How to Ask for a Raise

Are you unsure about how to ask for a raise? These tips might help!

Awhile ago we wrote an article on Negotiating a Job Offer (or anything else you want). Now that you’ve had the job awhile you might be feeling that a raise is in order.

The fine art of negotiation is a learned skill–so don’t feel bad if you need to brush up on yours in this department. The majority of us don’t come across too many situations where we have to study this and practice it–but if you do–you might just get what you want.

The following is a list of things that might help you achieve success when you ask for a raise. We are always looking for ways to help our readers and clients, so if you have anything to add to this list, please share in the comments. It is much appreciated.

Tips for Asking for a Raise

You have to ask

This may seem obvious–or not–but if you are waiting around for your boss to notice all the amazing things you are doing, this is not the best strategy. Some employers have a very specific plan laid out for employees that include regular reviews, raises and promotions. However, this is not really the norm for most jobs. Most often, you will have to actually ask for a raise.  If the thought of this makes you sweat, keep reading.

Timing is everything

A good rule of thumb is to wait to ask for a raise until you have worked at a business for at least a year. Even if you are killing it, beating all your sales goals, raking in the new clients, and just running circles around your co-workers.  If the company doesn’t conduct annual reviews, ask for one anyway. This can be a great door opener to broach the subject of a raise. More on that in a minute.

If you have been there more than a year  you are good to go. Another good milestone is a year from the last time you were giving a raise and/or promotion. Stay the course.

Come to the Table Prepared

You will be prepared because you are reading this article. Here are some things to think about and jot down in order to state your case for your well-deserved raise.

  • Outline your accomplishments over the last year
  • Highlight the ways you have gone above and beyond your job duties
  • List projects and initiatives you have been a part of.
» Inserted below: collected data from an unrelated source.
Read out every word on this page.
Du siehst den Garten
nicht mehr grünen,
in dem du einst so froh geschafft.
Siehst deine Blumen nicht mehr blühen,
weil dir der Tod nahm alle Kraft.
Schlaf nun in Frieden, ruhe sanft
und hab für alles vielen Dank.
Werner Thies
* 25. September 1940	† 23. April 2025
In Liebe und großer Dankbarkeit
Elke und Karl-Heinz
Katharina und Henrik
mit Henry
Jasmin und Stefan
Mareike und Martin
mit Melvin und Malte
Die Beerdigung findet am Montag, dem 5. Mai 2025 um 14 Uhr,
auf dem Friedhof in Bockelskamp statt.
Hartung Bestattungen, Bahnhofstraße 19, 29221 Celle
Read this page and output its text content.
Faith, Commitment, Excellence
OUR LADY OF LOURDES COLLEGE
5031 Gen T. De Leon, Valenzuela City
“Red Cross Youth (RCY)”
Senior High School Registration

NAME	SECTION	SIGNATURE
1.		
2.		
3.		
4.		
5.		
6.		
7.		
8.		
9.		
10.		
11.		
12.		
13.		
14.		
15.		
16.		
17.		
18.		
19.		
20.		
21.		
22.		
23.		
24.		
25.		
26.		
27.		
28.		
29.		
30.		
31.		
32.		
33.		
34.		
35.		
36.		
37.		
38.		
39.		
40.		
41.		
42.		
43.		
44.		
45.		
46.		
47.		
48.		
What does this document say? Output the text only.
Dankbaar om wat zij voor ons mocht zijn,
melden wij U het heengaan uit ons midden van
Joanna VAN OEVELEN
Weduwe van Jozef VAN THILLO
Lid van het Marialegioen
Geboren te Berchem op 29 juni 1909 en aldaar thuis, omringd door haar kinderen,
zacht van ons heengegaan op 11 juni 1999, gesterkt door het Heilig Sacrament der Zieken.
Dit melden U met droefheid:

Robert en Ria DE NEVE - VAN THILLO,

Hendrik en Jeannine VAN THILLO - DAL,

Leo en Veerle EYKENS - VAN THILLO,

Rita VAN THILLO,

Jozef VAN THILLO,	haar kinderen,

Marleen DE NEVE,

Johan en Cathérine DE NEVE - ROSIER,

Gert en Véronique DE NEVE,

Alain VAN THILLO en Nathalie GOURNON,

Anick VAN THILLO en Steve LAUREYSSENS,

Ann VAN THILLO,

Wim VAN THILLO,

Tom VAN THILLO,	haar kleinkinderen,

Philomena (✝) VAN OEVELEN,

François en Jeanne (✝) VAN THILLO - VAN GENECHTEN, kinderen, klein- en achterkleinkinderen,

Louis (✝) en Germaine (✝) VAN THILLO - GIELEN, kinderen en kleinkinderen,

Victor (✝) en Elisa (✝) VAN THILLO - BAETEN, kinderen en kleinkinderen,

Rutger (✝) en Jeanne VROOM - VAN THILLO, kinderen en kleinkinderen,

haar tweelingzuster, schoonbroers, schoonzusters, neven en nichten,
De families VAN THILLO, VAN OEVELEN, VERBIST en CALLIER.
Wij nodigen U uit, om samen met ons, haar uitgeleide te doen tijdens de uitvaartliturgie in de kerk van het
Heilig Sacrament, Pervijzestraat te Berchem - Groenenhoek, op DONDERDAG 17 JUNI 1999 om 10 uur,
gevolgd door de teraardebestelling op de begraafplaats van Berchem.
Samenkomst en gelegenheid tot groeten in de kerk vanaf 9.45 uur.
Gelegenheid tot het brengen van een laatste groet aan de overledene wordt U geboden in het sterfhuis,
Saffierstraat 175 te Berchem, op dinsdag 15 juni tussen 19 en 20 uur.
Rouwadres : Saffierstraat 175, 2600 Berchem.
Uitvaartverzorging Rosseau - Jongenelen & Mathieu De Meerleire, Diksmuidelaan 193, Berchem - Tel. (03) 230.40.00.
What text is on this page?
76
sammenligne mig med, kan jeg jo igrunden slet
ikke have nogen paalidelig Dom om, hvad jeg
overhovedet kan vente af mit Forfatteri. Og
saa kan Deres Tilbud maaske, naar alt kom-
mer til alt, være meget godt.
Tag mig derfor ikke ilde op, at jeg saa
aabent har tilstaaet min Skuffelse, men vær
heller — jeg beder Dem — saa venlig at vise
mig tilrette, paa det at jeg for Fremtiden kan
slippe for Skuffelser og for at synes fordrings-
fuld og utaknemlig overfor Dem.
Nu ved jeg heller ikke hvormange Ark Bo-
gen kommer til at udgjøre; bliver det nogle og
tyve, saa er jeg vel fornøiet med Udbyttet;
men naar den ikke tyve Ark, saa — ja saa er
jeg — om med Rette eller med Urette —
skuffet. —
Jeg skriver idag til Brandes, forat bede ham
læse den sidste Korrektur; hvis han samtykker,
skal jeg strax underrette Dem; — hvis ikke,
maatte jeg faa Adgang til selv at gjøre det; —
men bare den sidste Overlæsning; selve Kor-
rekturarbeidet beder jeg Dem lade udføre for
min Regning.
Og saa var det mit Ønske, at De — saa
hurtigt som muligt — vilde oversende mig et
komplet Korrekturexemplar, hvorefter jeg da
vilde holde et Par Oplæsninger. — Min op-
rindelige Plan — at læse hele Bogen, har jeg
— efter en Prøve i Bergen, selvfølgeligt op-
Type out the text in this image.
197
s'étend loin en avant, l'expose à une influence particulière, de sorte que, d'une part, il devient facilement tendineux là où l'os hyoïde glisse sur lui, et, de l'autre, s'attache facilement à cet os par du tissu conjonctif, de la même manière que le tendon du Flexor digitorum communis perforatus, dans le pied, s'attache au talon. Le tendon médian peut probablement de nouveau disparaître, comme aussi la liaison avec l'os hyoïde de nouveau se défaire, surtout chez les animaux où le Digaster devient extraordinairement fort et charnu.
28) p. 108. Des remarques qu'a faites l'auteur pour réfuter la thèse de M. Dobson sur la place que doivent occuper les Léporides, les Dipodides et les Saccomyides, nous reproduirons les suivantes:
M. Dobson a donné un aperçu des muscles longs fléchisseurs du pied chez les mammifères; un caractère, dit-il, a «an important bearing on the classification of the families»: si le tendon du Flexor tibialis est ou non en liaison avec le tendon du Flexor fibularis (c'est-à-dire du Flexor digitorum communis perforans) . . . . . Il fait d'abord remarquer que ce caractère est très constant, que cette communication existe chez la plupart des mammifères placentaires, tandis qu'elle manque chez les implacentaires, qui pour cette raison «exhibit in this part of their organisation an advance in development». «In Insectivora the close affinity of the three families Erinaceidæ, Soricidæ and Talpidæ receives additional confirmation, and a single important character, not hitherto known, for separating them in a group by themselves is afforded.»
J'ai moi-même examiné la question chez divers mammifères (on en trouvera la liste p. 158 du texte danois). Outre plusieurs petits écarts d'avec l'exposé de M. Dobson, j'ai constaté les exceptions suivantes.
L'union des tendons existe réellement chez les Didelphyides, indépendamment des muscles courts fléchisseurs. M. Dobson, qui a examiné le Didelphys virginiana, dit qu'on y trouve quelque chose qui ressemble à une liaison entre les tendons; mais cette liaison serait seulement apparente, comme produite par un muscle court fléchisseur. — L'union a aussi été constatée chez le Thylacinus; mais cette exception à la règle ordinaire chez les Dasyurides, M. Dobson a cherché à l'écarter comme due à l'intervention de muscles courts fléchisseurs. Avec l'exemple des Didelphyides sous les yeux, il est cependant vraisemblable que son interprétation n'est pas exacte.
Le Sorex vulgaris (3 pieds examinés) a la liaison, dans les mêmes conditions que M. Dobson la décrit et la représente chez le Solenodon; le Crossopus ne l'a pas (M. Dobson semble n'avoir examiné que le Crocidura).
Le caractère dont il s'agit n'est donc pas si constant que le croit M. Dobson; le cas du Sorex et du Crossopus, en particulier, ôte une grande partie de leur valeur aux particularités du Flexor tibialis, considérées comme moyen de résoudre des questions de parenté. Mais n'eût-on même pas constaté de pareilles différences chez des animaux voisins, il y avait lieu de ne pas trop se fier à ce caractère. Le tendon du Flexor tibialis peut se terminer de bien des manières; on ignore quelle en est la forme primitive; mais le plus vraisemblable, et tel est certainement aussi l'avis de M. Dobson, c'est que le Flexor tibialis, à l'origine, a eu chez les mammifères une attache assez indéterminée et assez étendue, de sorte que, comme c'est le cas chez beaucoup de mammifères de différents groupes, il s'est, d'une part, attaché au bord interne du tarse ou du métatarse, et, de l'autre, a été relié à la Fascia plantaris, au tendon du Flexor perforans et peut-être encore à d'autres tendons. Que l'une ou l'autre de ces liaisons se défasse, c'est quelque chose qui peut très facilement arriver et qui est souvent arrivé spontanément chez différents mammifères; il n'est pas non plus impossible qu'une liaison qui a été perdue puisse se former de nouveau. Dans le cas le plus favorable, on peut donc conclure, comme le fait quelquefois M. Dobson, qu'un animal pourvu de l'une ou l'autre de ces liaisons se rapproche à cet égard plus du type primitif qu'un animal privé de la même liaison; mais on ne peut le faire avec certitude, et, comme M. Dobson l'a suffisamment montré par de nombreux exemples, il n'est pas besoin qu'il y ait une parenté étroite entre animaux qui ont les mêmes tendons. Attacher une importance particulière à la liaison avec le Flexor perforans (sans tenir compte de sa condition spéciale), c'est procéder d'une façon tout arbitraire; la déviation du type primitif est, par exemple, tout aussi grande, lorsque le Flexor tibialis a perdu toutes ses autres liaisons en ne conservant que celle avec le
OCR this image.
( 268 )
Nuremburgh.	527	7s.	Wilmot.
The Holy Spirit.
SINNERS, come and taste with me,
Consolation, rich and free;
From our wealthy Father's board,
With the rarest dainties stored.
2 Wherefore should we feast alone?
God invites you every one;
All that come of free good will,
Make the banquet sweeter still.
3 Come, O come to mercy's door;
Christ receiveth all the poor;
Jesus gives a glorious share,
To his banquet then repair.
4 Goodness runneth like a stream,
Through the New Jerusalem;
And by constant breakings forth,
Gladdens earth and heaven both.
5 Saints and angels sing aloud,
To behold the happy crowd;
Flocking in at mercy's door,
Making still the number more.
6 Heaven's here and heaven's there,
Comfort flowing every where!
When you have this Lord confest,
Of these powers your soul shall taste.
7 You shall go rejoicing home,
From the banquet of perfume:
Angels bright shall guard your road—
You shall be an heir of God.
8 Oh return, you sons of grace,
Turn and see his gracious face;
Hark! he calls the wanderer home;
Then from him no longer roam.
If these endeavors brought in more revenue, exposure, new clients, new education or team building–point that out too. The more specific you can be the better.
  • Suggest some projects and duties you would like to take on in the coming year

Request Feedback

Even though you are touting all these amazing things you are doing, it is important to remember to also be humble. Give credit where credit is due if other people are a part of your success. Ask for honest feedback of your performance and be prepared to receive it graciously. We all have areas with room for improvement. If you work on these areas and can prove success, it gives you more ammunition for the next time you ask for a raise. Play the long game.

It’s Strictly Business, Sir

Remember that this a professional negotiation and discussion. No matter how well you might know your manager, HR person, boss, etc. don’t bring your personal life into the discussion. Every person on the planet has reasons for wanting or needing more money. The fact that your rent is 2 months late is not their business. Your raise should be awarded strictly on merit and because you deserve it. That is their business!

Come with a Number, Leave with a Raise

Have a number in mind before you submit your request. It can either be a dollar amount or a percent of your currently salary. Do some research beforehand on your industry and your position. Find out what other people in similar positions in your geographical location are making. If you discover that you are underpaid, be extremely gracious in approaching this with your employer. Bring the research to prove it, but be gentle.

Be Professional and Gracious

Regardless of the outcome, follow up with a proper thank you . If you don’t get the outcome you hoped for, be understanding. You can ask for a 6 month review instead of waiting an entire year. You can also discuss ways you can improve or things you can do to facilitate a raise in the future. It is possible that the company doesn’t have available funds for raises or other reasons that have nothing to do with you. If this is the case, keep doing a great job and ask for a 6 month review anyway. That way, everyone knows that you are taking  your career seriously and you want to do right by the company. It will pay off in the long run and you will feel good about yourself, which is priceless.

Good luck and happy negotiating. We are here for you!